Les vallées cèdent la place aux prairies et les prairies cèdent la place aux badlands (« mauvaises terres ») où les champs de potentilles dorées capitulent devant la puissance des imposants plateaux de roche striée.
L’étendue sauvage du Dakota du Sud représente la quintessence de la campagne américaine, un pur condensé de l’environnement naturel qui a capté l’espoir des pionniers en un avenir meilleur, il y a bien longtemps.
Mais la question de savoir combien de temps cette campagne restera américaine se pose aujourd’hui dans cette région.
En effet, depuis plus de dix ans, des entités chinoises, dont certaines sont liées au Parti communiste chinois (PCC), achètent des terres dans le Dakota du Sud, et ailleurs dans le pays à un rythme effréné.
Certaines de ces terres sont destinées à l’agriculture, d’autres à la production d’énergie, et d’autres encore sont situées à proximité de sites militaires américains sensibles.
En effet, le ministère américain de l’Agriculture estime (pdf) que les possessions chinoises de terres agricoles américaines ont atteint plus de 352.000 acres en 2020, soit une augmentation de plus de 5300 % par rapport aux près de 14.000 acres en 2010.
Pour endiguer cette incursion croissante, les gouvernements des États de tout le pays travaillent sans relâche à l’élaboration d’une législation qui mettrait fin à cette tendance une fois pour toutes.
Trop souvent, cependant, ces efforts se heurtent à la résistance acharnée d’intérêts commerciaux bien établis, et comme ce fut le cas dans le Dakota du Sud, ils sont finalement abandonnés pour apaiser les intérêts privés.
Un ballon espion permanent
Adam Savit dirige la division « Politique chinoise » de l’America First Policy Institute (AFPI), un groupe de réflexion conservateur dont la mission est de promouvoir des politiques qui placent les droits et le bien-être des citoyens américains avant toute autre considération.
Il estime que la poursuite continue des acquisitions de terres américaines soutenues par le PCC est un affront aux lois et aux normes américaines, ainsi qu’une violation des pratiques internationales équitables.
Permettre au régime de continuer à investir dans les terres et les ressources américaines, alors que les entreprises américaines ne sont pas autorisées à faire de même en Chine, dit-il, va à l’encontre de la valeur de « réciprocité » sur laquelle repose nécessairement une grande partie de la confiance dans les relations internationales.

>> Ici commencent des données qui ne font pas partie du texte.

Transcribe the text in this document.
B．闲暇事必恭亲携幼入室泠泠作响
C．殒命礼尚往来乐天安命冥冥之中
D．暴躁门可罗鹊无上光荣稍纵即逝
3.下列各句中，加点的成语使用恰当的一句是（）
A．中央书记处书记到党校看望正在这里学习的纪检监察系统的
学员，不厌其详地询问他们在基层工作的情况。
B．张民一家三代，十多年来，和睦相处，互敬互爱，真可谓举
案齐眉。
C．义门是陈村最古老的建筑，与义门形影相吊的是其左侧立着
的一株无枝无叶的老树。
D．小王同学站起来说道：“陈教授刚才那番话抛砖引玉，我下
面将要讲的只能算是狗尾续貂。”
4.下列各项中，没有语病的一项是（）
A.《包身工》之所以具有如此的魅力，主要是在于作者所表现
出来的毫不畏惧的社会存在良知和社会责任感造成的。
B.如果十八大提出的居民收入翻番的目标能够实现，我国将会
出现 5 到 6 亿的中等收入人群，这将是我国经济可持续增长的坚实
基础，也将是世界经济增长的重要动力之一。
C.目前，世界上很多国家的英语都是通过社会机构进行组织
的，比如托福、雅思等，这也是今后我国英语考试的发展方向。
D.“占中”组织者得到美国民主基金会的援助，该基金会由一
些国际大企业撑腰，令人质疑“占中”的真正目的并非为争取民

« Si nous n’avons pas accès à une ressource, une opportunité ou une institution au sein du PCC, ils ne devraient pas pouvoir y avoir accès dans notre pays », a déclaré Savit à Epoch Times.

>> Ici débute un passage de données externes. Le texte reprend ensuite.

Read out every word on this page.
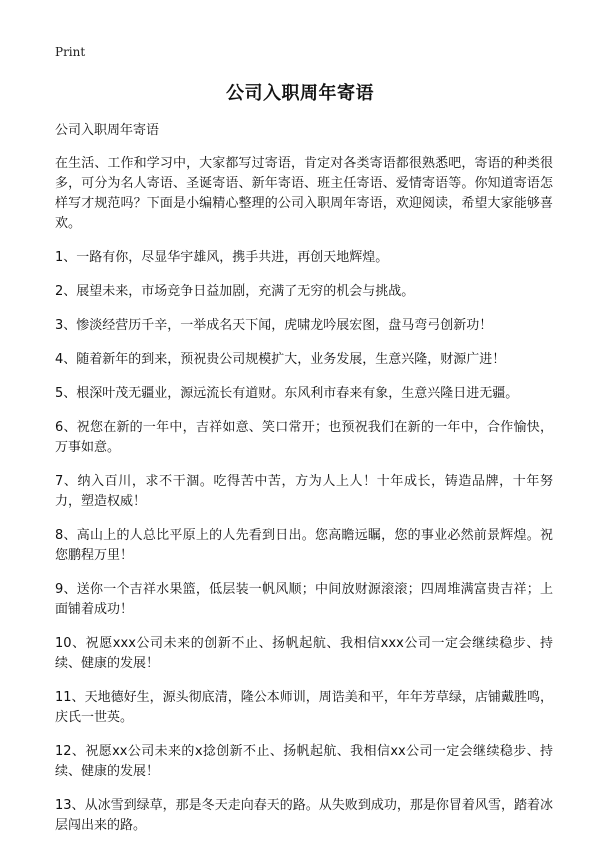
Print
公司入职周年寄语

公司入职周年寄语

在生活、工作和学习中，大家都写过寄语，肯定对各类寄语都很熟悉吧，寄语的种类很多，可分为名人寄语、圣诞寄语、新年寄语、班主任寄语、爱情寄语等。你知道寄语怎样写才规范吗？下面是小编精心整理的公司入职周年寄语，欢迎阅读，希望大家能够喜欢。

1、一路有你，尽显华宇雄风，携手共进，再创天地辉煌。

2、展望未来，市场竞争日益加剧，充满了无穷的机会与挑战。

3、惨淡经营历千辛，一举成名天下闻，虎啸龙吟展宏图，盘马弯弓创新功！

4、随着新年的到来，预祝贵公司规模扩大，业务发展，生意兴隆，财源广进！

5、根深叶茂无疆业，源远流长有道财。东风利市春来有象，生意兴隆日进无疆。

6、祝您在新的一年中，吉祥如意、笑口常开；也预祝我们在新的一年中，合作愉快，万事如意。

7、纳入百川，求不干涸。吃得苦中苦，方为人上人！十年成长，铸造品牌，十年努力，塑造权威！

8、高山上的人总比平原上的人先看到日出。您高瞻远瞩，您的事业必然前景辉煌。祝您鹏程万里！

9、送你一个吉祥水果篮，低层装一帆风顺；中间放财源滚滚；四周堆满富贵吉祥；上面铺着成功！

10、祝愿xxx公司未来的创新不止、扬帆起航、我相信xxx公司一定会继续稳步、持续、健康的发展！

11、天地德好生，源头彻底清，隆公本师训，周诰美和平，年年芳草绿，店铺戴胜鸣，庆氏一世英。

12、祝愿xx公司未来的x捻创新不止、扬帆起航、我相信xx公司一定会继续稳步、持续、健康的发展！

13、从冰雪到绿草，那是冬天走向春天的路。从失败到成功，那是你冒着风雪，踏着冰层闯出来的路。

À cette fin, M. Savit a rédigé la dernière note de synthèse de l’institut (pdf), qui présente les réponses des États à la menace croissante que représente la mainmise de terres par le PCC aux États-Unis.
De nombreux États cherchent désormais à empêcher le PCC ou d’autres entités tout aussi agressives d’acheter des terres aux États-Unis.

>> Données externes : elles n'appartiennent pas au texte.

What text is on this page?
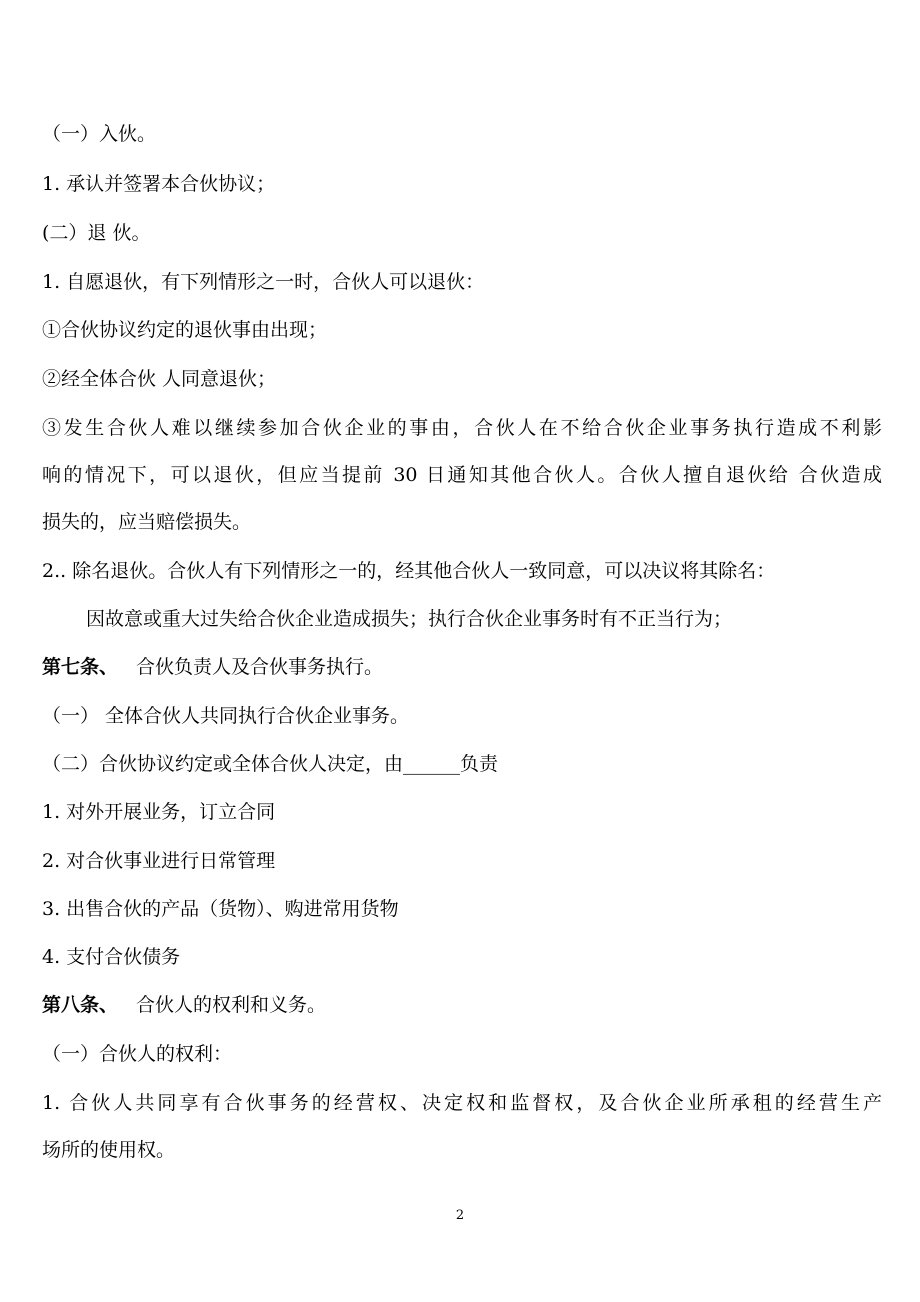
（一）入伙。
1. 承认并签署本合伙协议；
(二）退 伙。
1. 自愿退伙，有下列情形之一时，合伙人可以退伙：
①合伙协议约定的退伙事由出现；
②经全体合伙 人同意退伙；
③发生合伙人难以继续参加合伙企业的事由，合伙人在不给合伙企业事务执行造成不利影
响的情况下，可以退伙，但应当提前 30 日通知其他合伙人。合伙人擅自退伙给 合伙造成
损失的，应当赔偿损失。
2.. 除名退伙。合伙人有下列情形之一的，经其他合伙人一致同意，可以决议将其除名：
因故意或重大过失给合伙企业造成损失；执行合伙企业事务时有不正当行为；
第七条、 合伙负责人及合伙事务执行。
（一） 全体合伙人共同执行合伙企业事务。
（二）合伙协议约定或全体合伙人决定，由______负责
1. 对外开展业务，订立合同
2. 对合伙事业进行日常管理
3. 出售合伙的产品（货物）、购进常用货物
4. 支付合伙债务
第八条、 合伙人的权利和义务。
（一）合伙人的权利：
1. 合伙人共同享有合伙事务的经营权、决定权和监督权，及合伙企业所承租的经营生产
场所的使用权。
2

Une grande partie de ces efforts est sans aucun doute une réaction à l’éventuelle menace pour la sécurité nationale que représente le fait de permettre à des entreprises liées au PCC d’acheter des terres à proximité de bases militaires américaines, comme dans le Dakota du Nord, ainsi qu’aux efforts visant à acheter de vastes étendues de terres et d’infrastructures énergétiques, ainsi que cela s’est déjà produit au Texas.
« Ces terrains [situés à proximité de bases militaires] sont une version permanente de ce [ballon espion] », explique M. Savit à propos des manœuvres du PCC. « Ils peuvent installer ce qu’ils veulent où ils veulent. »
À cette fin, M. Savit souligne la nécessité d’une législation nationale pour aider à freiner les investissements chinois croissants dans une région autrement dépourvue de protections juridiques significatives.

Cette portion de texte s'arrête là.